Residents of Muswellbrook and the wider Hunter Valley are being encouraged by local advocacy groups to join a series of online workshops aimed at better preparing their communities for future changes in key economic sectors including mining and energy.
Hosted by the Hunter Jobs Alliance and Hunter Renewal groups, the workshops will ask community members how they believe the NSW state government should allocate proposed funding for coal mining communities as part of the government's Royalties for Rejuvenation Fund.
Hunter Jobs Alliance organiser Erin Killion said the views of communities across the Hunter would be gathered and compiled into a report to be delivered to the NSW government.
"We know from the experience of other regions where power stations and other industries have closed, that community involvement is crucial to planning for the future," Ms Killion said.
NSW Deputy Premier John Barilaro said earlier this year that while he believed coal mining had a strong future in the state, a minimum of $25 million would be set aside each year as part of the Royalties for Rejuvenation Fund to ensure long-term stability and the ability to plan for future opportunities in mining towns.
"It makes no sense for Government to tell these communities how and what the future should look like, it is communities and their leaders that are best placed to do that and the NSW Government is here to listen and deliver on those community expectations," Mr Barilaro said in a statement in May.

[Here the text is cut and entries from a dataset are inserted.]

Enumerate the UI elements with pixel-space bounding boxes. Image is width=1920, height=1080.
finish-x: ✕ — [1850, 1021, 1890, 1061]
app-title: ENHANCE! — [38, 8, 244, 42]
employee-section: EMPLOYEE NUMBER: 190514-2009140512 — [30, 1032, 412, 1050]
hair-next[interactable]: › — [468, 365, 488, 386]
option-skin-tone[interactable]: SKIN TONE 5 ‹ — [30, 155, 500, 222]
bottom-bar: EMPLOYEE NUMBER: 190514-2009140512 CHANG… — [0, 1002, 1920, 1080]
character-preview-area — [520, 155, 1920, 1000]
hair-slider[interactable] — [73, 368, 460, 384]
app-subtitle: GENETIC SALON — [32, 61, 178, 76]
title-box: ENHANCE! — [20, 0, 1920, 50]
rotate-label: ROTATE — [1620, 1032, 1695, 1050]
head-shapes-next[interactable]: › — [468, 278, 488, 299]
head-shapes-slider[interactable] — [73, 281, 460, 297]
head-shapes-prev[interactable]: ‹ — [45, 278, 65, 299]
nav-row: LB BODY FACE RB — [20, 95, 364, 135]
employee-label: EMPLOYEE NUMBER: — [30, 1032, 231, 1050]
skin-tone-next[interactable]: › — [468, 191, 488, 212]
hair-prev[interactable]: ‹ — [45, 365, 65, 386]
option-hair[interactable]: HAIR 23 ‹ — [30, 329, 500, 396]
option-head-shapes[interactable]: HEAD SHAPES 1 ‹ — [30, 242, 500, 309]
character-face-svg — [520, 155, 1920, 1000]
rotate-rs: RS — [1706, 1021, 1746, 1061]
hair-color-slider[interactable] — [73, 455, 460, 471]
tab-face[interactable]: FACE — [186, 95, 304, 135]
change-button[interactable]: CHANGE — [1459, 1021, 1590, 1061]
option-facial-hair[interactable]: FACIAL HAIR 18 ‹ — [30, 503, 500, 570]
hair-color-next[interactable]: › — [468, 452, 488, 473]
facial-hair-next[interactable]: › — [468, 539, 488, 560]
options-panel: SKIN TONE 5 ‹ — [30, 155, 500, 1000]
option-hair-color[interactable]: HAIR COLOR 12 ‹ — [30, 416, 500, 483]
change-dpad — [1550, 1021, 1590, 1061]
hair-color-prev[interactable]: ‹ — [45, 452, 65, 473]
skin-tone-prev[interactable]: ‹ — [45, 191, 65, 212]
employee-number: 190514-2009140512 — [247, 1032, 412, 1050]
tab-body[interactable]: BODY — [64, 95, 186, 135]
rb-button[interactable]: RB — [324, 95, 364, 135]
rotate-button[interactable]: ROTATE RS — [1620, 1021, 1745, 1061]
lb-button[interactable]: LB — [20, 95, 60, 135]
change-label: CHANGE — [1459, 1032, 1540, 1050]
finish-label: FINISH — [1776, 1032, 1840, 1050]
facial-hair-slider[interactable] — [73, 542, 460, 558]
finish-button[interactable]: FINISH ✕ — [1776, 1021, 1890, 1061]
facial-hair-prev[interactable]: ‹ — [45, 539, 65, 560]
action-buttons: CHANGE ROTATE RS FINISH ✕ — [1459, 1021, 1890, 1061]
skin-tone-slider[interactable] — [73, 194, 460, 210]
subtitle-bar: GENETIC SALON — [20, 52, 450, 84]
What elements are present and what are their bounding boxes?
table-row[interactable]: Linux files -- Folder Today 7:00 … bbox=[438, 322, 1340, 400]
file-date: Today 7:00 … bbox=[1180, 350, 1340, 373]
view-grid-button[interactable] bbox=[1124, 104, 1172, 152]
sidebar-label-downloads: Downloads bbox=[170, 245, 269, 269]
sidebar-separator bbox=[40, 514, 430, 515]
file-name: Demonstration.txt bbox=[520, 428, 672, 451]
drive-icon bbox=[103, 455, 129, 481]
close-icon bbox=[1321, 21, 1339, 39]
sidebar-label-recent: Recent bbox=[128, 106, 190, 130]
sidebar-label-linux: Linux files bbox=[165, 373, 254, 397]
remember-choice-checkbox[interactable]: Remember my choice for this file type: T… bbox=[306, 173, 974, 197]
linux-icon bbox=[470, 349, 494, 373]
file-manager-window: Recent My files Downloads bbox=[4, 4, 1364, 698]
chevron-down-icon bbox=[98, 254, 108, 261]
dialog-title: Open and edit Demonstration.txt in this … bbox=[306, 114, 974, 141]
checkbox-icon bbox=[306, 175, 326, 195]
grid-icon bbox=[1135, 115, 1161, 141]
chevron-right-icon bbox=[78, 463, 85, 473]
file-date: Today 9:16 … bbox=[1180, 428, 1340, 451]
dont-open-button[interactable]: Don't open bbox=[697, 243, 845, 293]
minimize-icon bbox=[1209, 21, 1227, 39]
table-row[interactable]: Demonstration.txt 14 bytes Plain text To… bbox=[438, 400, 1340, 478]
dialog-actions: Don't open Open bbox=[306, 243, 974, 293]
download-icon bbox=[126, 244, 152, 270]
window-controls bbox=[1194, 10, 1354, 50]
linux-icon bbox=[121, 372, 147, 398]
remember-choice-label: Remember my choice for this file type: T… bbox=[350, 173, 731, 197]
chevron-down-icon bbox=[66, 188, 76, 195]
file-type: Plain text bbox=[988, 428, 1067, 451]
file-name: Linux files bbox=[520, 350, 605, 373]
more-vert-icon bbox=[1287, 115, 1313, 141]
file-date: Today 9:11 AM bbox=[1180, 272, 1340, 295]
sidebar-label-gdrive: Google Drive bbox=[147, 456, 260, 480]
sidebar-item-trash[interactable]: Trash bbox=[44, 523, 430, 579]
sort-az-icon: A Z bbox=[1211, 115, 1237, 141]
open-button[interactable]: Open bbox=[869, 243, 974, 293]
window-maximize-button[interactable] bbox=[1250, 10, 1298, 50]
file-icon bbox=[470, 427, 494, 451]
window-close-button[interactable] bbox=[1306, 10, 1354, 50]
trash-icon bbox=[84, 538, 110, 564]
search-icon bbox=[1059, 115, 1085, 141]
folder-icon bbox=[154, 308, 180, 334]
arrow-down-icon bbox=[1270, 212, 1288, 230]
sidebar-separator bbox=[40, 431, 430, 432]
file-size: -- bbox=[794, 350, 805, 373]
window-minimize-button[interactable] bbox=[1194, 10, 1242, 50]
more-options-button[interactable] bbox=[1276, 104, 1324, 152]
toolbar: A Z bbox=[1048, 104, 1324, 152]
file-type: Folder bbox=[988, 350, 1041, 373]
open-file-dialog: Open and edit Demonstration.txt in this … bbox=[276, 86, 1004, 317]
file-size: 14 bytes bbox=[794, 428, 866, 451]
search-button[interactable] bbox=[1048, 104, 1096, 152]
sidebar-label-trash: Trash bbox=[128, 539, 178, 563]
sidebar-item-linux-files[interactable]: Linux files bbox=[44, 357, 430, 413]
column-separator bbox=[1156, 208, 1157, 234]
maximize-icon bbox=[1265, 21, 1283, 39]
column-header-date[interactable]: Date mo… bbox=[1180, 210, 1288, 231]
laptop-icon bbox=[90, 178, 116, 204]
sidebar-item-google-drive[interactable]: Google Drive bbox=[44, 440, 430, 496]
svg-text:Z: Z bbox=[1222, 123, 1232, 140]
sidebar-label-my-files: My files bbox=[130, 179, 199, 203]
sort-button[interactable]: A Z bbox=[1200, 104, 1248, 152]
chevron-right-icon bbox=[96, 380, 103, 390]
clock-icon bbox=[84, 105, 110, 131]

"We will work with mining communities to establish the Hunter Expert Panel and ensure it is given the independence it needs to design the terms of reference, policy, direction and guidelines for investments from the Royalties for Rejuvenation Fund."
Hunter Renewal coordinator Dan Coleman said the success of workshops held for Cessnock and Singleton in previous weeks had shown people wanted to be involved in decision making for their communities.
"There have been numerous reports written on the region already, hundreds of ideas have been put forward.
"It's only locals, with their lived experience and knowledge that can judge which ones will work and which ones miss the mark," Ms Coleman said.
The group's next workshop will focus on Muswellbrook and will be held via Zoom on Wednesday, September 22 at 5:30pm.
Ms Killion said the Muswellbrook workshop was the next chapter of a long process of organising the wider Hunter community to self-advocate.
"We can continue to have secure work with decent pay and conditions, we can protect and repair the environment and our communities can thrive, but it won't be handed to us on a platter, we need to work together and speak up," Ms Killion said.